That's what I find myself thinking after watching the two B&tB sequels, anyway.
Before I get into the review for the second Beauty and the Beast midquel (whyyyyyy), I feel like I should address the bighuge problem at the heart of both movies. I don't want anyone to get the wrong idea: I love Beauty and the Beast. It's a fantastic movie, which is why I take such umbrage with spin-offs that attempt to utterly destroy whatever nostalgia you had and also your ability to feel happiness ever.

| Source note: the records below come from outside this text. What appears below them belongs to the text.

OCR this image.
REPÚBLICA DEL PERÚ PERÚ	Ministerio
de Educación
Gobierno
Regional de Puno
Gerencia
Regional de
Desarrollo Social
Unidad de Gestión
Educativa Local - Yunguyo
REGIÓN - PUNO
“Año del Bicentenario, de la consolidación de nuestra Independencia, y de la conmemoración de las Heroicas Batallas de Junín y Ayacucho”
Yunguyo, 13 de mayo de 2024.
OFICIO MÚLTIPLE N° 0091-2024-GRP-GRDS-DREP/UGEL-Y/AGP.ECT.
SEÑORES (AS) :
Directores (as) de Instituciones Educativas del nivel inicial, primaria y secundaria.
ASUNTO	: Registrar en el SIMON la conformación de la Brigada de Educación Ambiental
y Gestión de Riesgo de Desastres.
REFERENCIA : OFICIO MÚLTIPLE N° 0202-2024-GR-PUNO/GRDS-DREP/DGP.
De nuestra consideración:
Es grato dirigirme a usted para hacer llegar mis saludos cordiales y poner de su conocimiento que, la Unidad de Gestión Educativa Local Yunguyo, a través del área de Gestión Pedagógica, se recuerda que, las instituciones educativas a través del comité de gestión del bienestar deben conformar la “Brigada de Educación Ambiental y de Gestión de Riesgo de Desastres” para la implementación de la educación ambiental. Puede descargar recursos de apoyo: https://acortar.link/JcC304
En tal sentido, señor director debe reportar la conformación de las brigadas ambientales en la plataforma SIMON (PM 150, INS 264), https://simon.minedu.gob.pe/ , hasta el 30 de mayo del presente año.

The problem with the Beauty and the Beast midquels is that they don't understand the source material. The original movie took caricatures that we're all familiar with (the spoiled prince, the outsider bookworm), deftly brought them to life and allowed them to grow. Beast is in a hell of his own creation without knowing how to get out - and all the people that enabled him in life are now unable to help him. Belle wants something more than the experiences her small provincial town has to offer, without having any understanding of what adventure really is like.
When Belle comes to the castle, we the audience see that Beast genuinely has no idea how to act: he tries to be nice, and then flies into what he knows is a self-destructive rage when Belle rebuffs him, because none of his experiences with the servants have prepared him to handle this. Belle realizes that she's been naive, and adventure mostly consists of being uncomfortable and hungry.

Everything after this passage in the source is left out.